As cenas de que estamos falando, e que são graves de verdade, ocorreram em uma churrascaria, no estado de Santa Catarina, quando um ônibus levando torcedores do time carioca fez uma parada para o almoço. Alguns torcedores brancos entraram no estabelecimento, que estava vazio, tranquilamente, logo atrás deles dois torcedores negros, que estavam no mesmo ônibus, foram impedidos de entrar no estabelecimento pelo dono.

Sim, caros leitores, o dono do estabelecimento fechou a porta na cara das duas pessoas negras que tentavam almoçar em seu restaurante, junto de seus colegas brancos. O racista travestido de comerciante “do bem” alegou que não havia lugar para recebê-los, o que era falso, já que, pelas imagens, o local estava vazio. Quando confrontado com sua mentira, inventou que a comida do local havia acabado, o que também era mentira.

Diante dessa situação, a Polícia Militar do Estado de Santa Catarina foi chamada pelo estabelecimento, sim, o criminoso chamou a polícia, que concorreu para o crime de racismo, impedindo as pessoas de entrarem no estabelecimento.

Como se não bastasse tamanha barbárie, tentaram impedir os dois colegas brancos que estavam dentro do estabelecimento de sair do local e fecharam diversos acessos a outros restaurantes para a caravana flamenguista, que só conseguiu encontrar uma parada para se alimentar duas horas depois.

As imagens mostram os policiais auxiliando o dono do estabelecimento a impedir a entrada dos torcedore negros, fato estarrecedor e repulsivo.
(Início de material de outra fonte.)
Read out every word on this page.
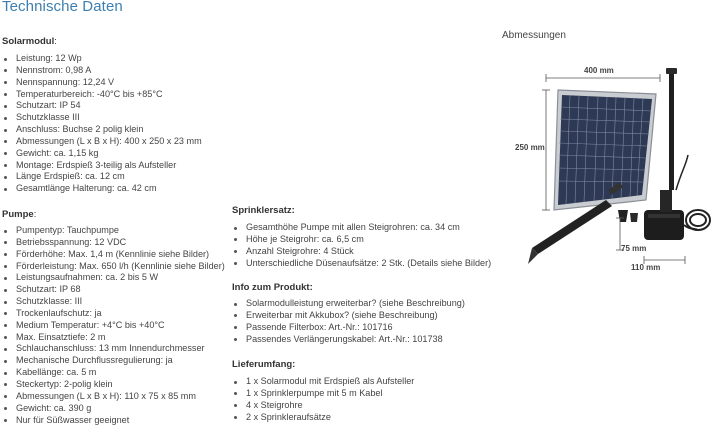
Technische Daten
Solarmodul:
Leistung: 12 Wp
Nennstrom: 0,98 A
Nennspannung: 12,24 V
Temperaturbereich: -40°C bis +85°C
Schutzart: IP 54
Schutzklasse III
Anschluss: Buchse 2 polig klein
Abmessungen (L x B x H): 400 x 250 x 23 mm
Gewicht: ca. 1,15 kg
Montage: Erdspieß 3-teilig als Aufsteller
Länge Erdspieß: ca. 12 cm
Gesamtlänge Halterung: ca. 42 cm
Pumpe:
Pumpentyp: Tauchpumpe
Betriebsspannung: 12 VDC
Förderhöhe: Max. 1,4 m (Kennlinie siehe Bilder)
Förderleistung: Max. 650 l/h (Kennlinie siehe Bilder)
Leistungsaufnahmen: ca. 2 bis 5 W
Schutzart: IP 68
Schutzklasse: III
Trockenlaufschutz: ja
Medium Temperatur: +4°C bis +40°C
Max. Einsatztiefe: 2 m
Schlauchanschluss: 13 mm Innendurchmesser
Mechanische Durchflussregulierung: ja
Kabellänge: ca. 5 m
Steckertyp: 2-polig klein
Abmessungen (L x B x H): 110 x 75 x 85 mm
Gewicht: ca. 390 g
Nur für Süßwasser geeignet
Sprinklersatz:
Gesamthöhe Pumpe mit allen Steigrohren: ca. 34 cm
Höhe je Steigrohr: ca. 6,5 cm
Anzahl Steigrohre: 4 Stück
Unterschiedliche Düsenaufsätze: 2 Stk. (Details siehe Bilder)
Info zum Produkt:
Solarmodulleistung erweiterbar? (siehe Beschreibung)
Erweiterbar mit Akkubox? (siehe Beschreibung)
Passende Filterbox: Art.-Nr.: 101716
Passendes Verlängerungskabel: Art.-Nr.: 101738
Lieferumfang:
1 x Solarmodul mit Erdspieß als Aufsteller
1 x Sprinklerpumpe mit 5 m Kabel
4 x Steigrohre
2 x Sprinkleraufsätze
Abmessungen
400 mm
250 mm
75 mm
110 mm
Mas, infelizmente, casos assim não são isolados.

Em setembro deste ano, outro policial militar do Estado, esse na reserva, aparece em vídeo ameaçando agredir uma mulher negra, desferindo ofensas racistas contra ela e seu filho e admitindo que tem ódio de negros.

O belo estado nos brindou ainda com a notícia de que uma adolescente teve suas tranças cortadas por uma colega de escola, que alegou que tomou aquele atitude porque o cabelo da colega era “negro e ruim”.

Todos esses fatos ocorreram em menos de três meses, no mesmo Estado, onde a polícia claramente coaduna com crimes cometidos contra pessoas negras, Estado onde a população tem orgulho de se dizer supremacista e comemorar aniversários com bolos estampados com a cara de Hitler. O mesmo estado que chegou a ser governado por uma Governadora cujo pai é abertamente nazista e que, quando questionada sobre a postura do pai, a então Governadora se esquivou.

Essa é a realidade monstruosa que o bolsonarismo nos trouxe; tirou-se do armário supremacistas, racistas e homofóbicos; retirou-se o véu de pessoas que guardavam no fundo do âmago os sentimentos mais estarrecedores, primitivos e condenáveis; libertou a violência e o ódio; colocou em estado terminal uma sociedade há muito adoecida.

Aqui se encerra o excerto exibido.